Das Herold-Haus am Kennedyplatz ist ein Stück Vorzeige-Architektur der Fünfziger Jahre.Das Gebäude steht schon seit 2001 leer, und Schuld daran ist wohl auch der 11. September
GEISTERHÄUSER (7) LEERE GEBÄUDE - UND WAS AUS IHNEN WIRD Das Haus war leer, doch sie heizten weiter. Damit sich an den Wänden kein Schimmel bildet. "Aber damit", sagt der Hausmeister, "ist jetzt auch Schluss. Und Wasser gibt es auch nicht mehr."
Es gab mal einen Rohrbruch. Deshalb drehten sie den Hahn ab. Und im Dach riss eine Fuge. Das Wasser sickerte in die Wände im fünften Stock. Jetzt ist er doch da, der Schimmel. Auf der Rauhfasertapete blüht weißer Flaum.
Ob das Herold-Haus eine Zukunft hat, weiß im Moment niemand. "Herold" heißt das Haus, weil es ein Versicherungskonzern bauen ließ, 1954 bis 55 war das. Früher standen Neonbuchstaben auf dem Dach: "Deutscher Herold Versicherungen".
"Die Lichtreklame ist auf die Architektur abgestimmt", lobte noch 1994 der Architektur-Experte Joachim Petsch in seiner Dokumentation "Bestand qualitätvoller Bauten aus den Fünfziger Jahren in Essen". Lobende Erwähnung finden vor allem die "massive Betonung der Kanten", die Rasterfassade mit ihren Muschelkalkplatten, und, natürlich, das imposant geschwungene Treppenhaus im Innern.
"Wir halten das Haus unbedingt für schützenswert", sagt Petra Beckers, Leiterin des Denkmalamtes. Man befinde sich in Sachen Unterschutzstellung "im Verfahren". Besonders schön sind auch die Eingangstüren auf jeder Etage - mit Alubeschlägen und Drahtglas, typisch im Stil der Fünfziger. "Es gab immer mal wieder Anfragen von Filmteams, die hier drehen wollten", sagt Uwe Rüttgers, der Hausmeister. "Aber das wurde immer abgelehnt."

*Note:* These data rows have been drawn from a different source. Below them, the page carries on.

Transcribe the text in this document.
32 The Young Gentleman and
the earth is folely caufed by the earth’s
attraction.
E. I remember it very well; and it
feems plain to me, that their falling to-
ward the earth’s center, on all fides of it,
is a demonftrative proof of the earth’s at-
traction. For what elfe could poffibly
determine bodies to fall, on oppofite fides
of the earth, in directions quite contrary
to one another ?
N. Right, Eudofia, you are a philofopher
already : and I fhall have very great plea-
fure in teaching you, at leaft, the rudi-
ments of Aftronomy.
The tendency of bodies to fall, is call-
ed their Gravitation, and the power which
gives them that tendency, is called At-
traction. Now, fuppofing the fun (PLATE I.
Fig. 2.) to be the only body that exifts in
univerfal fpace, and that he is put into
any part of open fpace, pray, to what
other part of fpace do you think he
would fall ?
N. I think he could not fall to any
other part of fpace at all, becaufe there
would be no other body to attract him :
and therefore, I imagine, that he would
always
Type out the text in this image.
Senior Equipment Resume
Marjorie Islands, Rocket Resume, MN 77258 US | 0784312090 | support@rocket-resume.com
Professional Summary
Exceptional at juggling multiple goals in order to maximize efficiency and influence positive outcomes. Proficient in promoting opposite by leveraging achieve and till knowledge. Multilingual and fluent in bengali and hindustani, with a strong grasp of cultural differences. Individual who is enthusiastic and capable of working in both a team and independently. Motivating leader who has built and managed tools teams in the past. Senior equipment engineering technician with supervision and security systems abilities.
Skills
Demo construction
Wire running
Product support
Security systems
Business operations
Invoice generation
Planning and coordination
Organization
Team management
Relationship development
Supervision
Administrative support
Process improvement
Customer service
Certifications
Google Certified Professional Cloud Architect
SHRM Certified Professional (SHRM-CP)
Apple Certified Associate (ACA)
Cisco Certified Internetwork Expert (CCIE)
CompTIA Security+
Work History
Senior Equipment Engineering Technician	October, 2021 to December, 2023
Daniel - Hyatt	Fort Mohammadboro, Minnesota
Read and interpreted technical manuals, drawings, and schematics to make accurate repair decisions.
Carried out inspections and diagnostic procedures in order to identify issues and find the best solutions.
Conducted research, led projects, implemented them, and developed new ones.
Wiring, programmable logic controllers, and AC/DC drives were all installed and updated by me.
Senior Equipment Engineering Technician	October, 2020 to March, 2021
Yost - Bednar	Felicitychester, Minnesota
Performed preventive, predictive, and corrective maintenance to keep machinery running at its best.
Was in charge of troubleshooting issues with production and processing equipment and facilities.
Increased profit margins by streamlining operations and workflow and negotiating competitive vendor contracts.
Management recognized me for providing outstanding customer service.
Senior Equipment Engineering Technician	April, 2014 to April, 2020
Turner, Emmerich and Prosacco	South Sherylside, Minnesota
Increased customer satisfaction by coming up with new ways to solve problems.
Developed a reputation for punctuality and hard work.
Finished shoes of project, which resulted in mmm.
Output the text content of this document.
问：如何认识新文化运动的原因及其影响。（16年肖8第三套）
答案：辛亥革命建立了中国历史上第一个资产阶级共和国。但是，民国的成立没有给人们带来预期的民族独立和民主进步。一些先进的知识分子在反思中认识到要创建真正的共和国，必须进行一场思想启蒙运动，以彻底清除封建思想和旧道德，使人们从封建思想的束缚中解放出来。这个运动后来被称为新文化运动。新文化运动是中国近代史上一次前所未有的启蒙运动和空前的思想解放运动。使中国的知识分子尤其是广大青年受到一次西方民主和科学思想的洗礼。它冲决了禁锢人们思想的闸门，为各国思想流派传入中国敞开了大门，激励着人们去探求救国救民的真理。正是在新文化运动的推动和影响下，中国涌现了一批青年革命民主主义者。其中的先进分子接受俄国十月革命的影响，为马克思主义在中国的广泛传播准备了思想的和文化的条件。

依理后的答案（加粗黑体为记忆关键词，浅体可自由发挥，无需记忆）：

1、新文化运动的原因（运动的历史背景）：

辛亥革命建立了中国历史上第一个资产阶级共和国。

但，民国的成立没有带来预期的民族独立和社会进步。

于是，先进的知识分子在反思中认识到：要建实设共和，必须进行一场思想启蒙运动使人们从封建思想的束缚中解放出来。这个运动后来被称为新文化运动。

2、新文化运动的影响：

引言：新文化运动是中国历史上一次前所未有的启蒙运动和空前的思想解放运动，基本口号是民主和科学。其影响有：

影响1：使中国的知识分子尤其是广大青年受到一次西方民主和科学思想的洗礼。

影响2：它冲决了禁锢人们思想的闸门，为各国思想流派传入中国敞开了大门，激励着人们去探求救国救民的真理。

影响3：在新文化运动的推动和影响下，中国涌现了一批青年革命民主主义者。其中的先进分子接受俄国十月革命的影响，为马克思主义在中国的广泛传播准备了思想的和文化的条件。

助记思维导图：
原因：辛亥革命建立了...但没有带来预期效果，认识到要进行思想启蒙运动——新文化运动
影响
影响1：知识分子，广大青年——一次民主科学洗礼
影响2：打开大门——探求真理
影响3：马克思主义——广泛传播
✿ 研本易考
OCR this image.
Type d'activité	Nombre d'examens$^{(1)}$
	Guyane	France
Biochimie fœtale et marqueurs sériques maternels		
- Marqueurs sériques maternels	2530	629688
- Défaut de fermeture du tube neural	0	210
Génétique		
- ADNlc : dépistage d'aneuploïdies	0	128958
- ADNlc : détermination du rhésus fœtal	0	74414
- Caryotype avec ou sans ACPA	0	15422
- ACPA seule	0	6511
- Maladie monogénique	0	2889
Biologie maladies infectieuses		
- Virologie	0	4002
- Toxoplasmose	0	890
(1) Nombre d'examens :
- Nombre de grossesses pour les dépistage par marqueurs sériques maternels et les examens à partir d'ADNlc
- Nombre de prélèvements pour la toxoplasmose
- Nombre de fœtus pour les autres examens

Zunächst nutzte die Versicherung das Haus, dann zog 1968 das Sozialamt ein. Das sieht man: An den Türen sind noch Schilder. Und viele Aufkleber: "Essener Aktion gegen Ausländerfeindlichkeit". Als die Zahl der Asylbewerber wuchs, erinnern sich manche, standen die Flüchtlinge mit ihren Koffern im Treppenhaus Schlange, wurden vom Herold-Haus aus in die umliegenden Heime transportiert.
2001 zog das Sozialamt aus. Heute hat es seinen Sitz in der Steubenstraße. Manche erzählen sich, ein US-Investor habe sofort Interesse am Gebäude gehabt. Doch dann kam der 11. September.
Das Versicherungsunternehmen "Zurich", zu dem Herold heute gehört, teilt mit, dass derzeit "verschiedene Planungen und Überlegungen" angestellt würden zur Sanierung und Modernisierung. Klingt nicht so, als ob sich hier bald etwas ändern würde.Mit dem heutigen Tag wird die Serie in loser Folge fortgesetzt. Die Vielzahl der Leserzuschriften mit Tipps und Hinweisen hat uns dazu bewegt. Ende letzten Jahres hatten wir bereits sechs markante Geisterhäuser vorgestellt.